A few considerations apply to this scheme.

  • First, the user should be aware that the table requires twice as much memory in L1 as in L2. Therefore the maximum table size that can be supported in 16-way SIMD is 16K bytes.
  • Second, because of the duplication, the throughput of the copy-in/out operations is 256 bits per cycle instead of 512 bits as in 8-way mode.
  • Third, like arithmetic kernels, in order to take advantage of 16-way SIMD, the kernel must be written in a SIMD-width independent way. That is, loop control (trip counts) and addressing must be in terms of VCOP_SIMD_WIDTH, rather than being hard-coded, or is more commonly the case, in terms of num_tables.

This scheme is the default, but is not beneficial for all cases of lookup operations. For this reason, _LOOKUP has been given an additional parameter to control this table duplication behavior, duplication:

_LOOKUP(num_tables, num_pts, duplication, table_size)

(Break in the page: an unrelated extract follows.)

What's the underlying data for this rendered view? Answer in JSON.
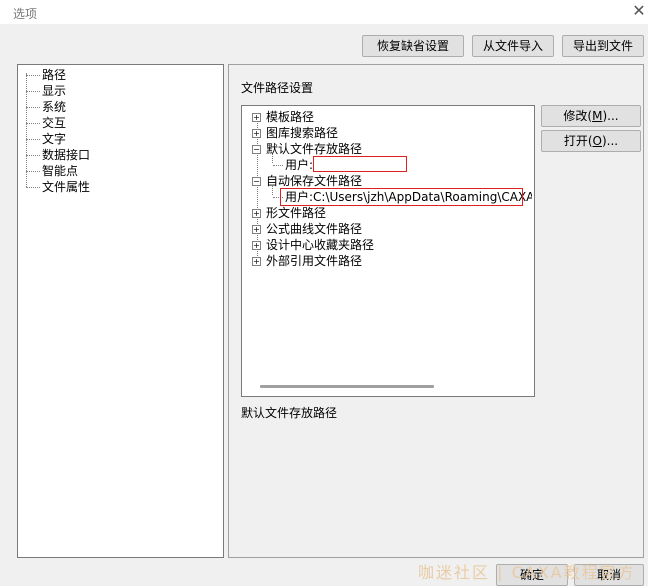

By default, duplication is VCOP_SIMD_WIDTH/8. That is, for 8-way it is 1 and for 16-way it is 2. In addition, num_pts may be up to VCOP_SIMD_WIDTH. This additional parameter is particularly useful for one table configurations. Consider the case of:

_LOOKUP(1, 8)

If the desired effect is to look up as many points as possible, this specification may be rewritten as:

_LOOKUP(1, VCOP_SIMD_WIDTH, 1)

This configuration will look up 8 points in 8 way mode and 16 points in 16 way mode from a single table in L1D. If the desired effect is to lookup sets of 8 points, the specification may instead be rewritten to:

_LOOKUP(1, 8, VCOP_SIMD_WIDTH/8)

This configuration will look up 8 points using one index from one table in 8 way mode. In 16 way mode, the table will be duplicated in memory, two index values will be used, and two sets of 8 points will be returned.